The old metaphor about boiling a frog is appropriate for our attitude to change. Today the internet is pervasive in our society – and most of us forget that a matter of a decade ago it barely existed. Most of us have mobile phones, and we have forgotten what we did before them. Films from the 1990s can feel strangely dated when the central problem could be easily solved in the characters had mobile phones, let alone Facebook, Twitter and LinkedIn.


This makes it difficult for us to think about some of the major changes that can happen to our industry. The rise of 3D printers, which seems like a science fiction technology but is being used in aerospace, changes a lot of our ideas about manufacturing (see The Economist). The internet is of course changing other industries, and in some cases making them redundant – I can’t believe there is a major future in printing yellow pages telephone directories or CD pressing plants.

So what industries will remain unchanged?


Well haulage and distribution will still be essential to move some goods around – despite 3D printers, we are still likely to need to move chemicals and similar raw materials. However it may change significantly within a generation to include much better IT based planning and even more significantly robot driven lorries (it is on the way, trust me).


Television, if we continue to call it that, will probably merge with the web, and be shown on the sort of printed electronics paper thin screens that I have mentioned before.


My industry, consulting and training, will no doubt be changed by intelligent systems and training on demand media. I think though that will always be people who prefer to engage with (flawed) individuals rather than a (perfect) computer database.


Health is changing massively – our life expectancy rises by about 3 months every year.
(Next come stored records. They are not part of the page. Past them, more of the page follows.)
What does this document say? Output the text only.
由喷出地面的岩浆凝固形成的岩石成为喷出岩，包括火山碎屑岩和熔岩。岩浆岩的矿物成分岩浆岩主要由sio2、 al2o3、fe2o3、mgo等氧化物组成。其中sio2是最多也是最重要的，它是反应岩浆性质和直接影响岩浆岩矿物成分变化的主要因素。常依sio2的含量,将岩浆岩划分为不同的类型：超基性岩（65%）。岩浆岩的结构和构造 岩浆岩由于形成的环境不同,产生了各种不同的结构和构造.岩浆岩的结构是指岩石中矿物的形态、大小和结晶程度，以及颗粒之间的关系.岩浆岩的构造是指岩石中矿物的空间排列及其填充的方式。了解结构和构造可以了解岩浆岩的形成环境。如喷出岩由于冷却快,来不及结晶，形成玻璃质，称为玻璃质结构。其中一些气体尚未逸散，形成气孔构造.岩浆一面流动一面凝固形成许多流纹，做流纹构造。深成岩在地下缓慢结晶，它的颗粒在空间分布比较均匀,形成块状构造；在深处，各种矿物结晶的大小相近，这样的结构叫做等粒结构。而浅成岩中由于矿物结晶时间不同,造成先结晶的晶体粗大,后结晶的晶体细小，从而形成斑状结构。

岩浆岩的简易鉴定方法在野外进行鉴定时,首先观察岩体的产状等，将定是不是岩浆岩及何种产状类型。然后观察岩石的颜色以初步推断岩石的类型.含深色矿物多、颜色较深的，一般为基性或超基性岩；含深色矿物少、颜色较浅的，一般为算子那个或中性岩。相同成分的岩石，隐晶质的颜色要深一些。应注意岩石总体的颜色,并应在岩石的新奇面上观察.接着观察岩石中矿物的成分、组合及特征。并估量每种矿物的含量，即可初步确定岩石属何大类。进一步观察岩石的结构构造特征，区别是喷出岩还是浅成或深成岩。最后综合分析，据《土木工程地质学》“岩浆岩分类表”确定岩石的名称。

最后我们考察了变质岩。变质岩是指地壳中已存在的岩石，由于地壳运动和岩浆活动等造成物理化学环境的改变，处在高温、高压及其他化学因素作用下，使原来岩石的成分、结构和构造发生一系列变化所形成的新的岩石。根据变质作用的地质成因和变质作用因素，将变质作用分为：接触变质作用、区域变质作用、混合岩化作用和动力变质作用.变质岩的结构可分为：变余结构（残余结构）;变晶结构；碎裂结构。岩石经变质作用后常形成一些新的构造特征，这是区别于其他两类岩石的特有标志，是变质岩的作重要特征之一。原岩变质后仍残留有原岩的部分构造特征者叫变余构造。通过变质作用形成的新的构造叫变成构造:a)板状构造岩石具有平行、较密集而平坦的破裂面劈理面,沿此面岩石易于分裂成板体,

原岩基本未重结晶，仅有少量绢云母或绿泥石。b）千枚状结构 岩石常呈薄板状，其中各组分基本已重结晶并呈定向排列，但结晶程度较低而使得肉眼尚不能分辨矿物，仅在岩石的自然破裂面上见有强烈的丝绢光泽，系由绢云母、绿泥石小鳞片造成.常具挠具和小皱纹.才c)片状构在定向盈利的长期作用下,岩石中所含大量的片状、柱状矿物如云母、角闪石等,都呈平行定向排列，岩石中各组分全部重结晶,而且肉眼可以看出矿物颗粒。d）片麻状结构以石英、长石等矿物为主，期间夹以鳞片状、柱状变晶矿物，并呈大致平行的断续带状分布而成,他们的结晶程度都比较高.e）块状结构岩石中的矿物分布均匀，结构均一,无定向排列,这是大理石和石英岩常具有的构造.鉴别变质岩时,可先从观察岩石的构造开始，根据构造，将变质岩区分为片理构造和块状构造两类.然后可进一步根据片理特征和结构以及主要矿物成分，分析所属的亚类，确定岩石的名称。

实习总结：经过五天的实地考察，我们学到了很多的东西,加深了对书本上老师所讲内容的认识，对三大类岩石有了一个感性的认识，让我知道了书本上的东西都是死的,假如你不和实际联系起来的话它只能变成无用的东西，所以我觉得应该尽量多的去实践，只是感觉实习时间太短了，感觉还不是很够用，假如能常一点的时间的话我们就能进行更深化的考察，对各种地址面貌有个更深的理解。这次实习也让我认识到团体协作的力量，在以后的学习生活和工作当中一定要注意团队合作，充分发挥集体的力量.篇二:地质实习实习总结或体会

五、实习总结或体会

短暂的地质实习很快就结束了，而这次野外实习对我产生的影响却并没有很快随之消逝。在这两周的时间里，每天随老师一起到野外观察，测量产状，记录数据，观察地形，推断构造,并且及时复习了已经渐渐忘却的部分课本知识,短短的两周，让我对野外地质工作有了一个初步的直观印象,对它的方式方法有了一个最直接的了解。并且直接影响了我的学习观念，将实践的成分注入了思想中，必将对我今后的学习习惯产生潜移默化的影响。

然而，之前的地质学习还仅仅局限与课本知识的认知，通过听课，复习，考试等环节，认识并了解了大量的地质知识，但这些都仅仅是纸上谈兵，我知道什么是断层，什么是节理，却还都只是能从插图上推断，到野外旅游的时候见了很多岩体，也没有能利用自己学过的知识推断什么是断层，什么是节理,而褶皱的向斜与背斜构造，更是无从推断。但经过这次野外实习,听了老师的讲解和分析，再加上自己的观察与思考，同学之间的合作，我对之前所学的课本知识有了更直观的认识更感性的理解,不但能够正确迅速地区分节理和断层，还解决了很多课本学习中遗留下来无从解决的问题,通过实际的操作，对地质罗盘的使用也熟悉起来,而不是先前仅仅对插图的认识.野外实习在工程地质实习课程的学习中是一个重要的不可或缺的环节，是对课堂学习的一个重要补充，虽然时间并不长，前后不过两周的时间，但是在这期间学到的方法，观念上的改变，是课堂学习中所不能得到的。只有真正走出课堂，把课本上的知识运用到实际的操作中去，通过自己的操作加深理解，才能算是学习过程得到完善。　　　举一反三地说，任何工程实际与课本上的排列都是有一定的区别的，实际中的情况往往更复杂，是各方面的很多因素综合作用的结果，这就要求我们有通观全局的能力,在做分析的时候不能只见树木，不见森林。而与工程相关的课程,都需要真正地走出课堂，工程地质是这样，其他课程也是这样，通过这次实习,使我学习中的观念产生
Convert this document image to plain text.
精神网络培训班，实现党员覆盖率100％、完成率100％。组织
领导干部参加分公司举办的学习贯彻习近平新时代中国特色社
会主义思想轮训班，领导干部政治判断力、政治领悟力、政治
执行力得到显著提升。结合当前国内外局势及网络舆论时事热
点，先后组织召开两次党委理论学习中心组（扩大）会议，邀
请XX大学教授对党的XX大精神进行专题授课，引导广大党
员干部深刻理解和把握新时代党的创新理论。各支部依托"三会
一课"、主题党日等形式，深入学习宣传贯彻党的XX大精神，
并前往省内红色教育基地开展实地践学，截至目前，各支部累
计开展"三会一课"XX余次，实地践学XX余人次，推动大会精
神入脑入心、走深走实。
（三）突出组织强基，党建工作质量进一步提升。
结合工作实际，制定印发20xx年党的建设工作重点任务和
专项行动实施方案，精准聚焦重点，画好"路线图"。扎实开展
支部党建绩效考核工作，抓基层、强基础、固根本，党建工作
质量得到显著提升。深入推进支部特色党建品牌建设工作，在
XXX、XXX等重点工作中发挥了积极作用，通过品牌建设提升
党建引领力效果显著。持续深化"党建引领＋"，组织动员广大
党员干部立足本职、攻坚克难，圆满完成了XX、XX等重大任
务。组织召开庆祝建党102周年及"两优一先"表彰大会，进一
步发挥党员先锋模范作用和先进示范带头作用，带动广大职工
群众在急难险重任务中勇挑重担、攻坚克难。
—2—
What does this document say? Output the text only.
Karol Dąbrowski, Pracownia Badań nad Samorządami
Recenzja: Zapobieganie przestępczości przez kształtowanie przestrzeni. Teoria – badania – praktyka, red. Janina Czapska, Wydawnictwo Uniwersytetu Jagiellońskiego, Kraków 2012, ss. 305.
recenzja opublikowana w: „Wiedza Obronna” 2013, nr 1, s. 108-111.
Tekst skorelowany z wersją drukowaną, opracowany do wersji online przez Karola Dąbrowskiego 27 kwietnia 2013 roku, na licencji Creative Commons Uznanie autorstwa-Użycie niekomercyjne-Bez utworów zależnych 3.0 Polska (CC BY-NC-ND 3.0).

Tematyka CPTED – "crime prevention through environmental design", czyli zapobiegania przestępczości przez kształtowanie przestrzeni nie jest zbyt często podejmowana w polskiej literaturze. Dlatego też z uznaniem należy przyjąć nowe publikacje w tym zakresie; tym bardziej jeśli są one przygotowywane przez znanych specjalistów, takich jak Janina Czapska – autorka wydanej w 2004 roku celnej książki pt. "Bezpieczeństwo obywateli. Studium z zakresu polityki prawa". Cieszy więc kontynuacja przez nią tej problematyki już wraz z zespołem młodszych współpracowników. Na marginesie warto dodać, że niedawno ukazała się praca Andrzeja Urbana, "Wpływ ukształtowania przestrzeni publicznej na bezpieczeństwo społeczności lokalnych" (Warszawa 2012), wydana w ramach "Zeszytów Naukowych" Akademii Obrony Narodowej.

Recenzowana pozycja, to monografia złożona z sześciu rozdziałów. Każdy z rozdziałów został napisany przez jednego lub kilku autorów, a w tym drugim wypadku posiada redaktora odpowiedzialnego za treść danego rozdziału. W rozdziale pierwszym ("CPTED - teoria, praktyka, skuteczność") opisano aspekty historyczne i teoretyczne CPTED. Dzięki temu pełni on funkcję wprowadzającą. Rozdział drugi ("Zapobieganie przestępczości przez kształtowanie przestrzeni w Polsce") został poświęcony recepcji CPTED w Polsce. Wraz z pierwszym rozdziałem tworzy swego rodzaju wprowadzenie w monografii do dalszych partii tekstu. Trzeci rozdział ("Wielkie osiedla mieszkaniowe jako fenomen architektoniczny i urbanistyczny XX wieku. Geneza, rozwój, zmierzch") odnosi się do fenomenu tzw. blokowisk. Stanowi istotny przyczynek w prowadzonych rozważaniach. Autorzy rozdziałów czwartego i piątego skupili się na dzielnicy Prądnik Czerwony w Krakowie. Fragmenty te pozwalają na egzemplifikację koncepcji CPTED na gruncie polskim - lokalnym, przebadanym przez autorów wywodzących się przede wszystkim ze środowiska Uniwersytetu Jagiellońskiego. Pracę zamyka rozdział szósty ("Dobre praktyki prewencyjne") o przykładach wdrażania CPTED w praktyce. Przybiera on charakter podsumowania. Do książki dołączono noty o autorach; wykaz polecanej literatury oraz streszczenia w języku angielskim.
Think about that. The consequences are massive – and not just for pensions. This is a societal change that we don’t notice happening even though it is happening rapidly. Partly this is because medicine is advancing so fast – people live who would have died a decade ago, and people are born who would not have existed 30 years ago (including my children).

Prof. Bryan Cox in his Wonders of the Universe TV programme has reminded us that planet earth will one day be destroyed by the sun. Luckily that will be in about 6 billion years, so no need for us to worry just yet.


Trying to think on that timescale can be fun – when you think that human beings have only been around for less than a hundred thousand years. Will people in the year 3011 even be recognisable to us as people? A website providing a timeline of the future can be a way of stimulating thinking, and broadening our horizons (click here) – as can thinking about the Clock of the Long Now (see the picture for the prototype). I don’t agree with all of their projections (some I think will happen much quicker, others not at all) but that is not the point. It won’t tell you what will happen to your industry next month, or even next year, but it does help us stop thinking that the future will be just like the past.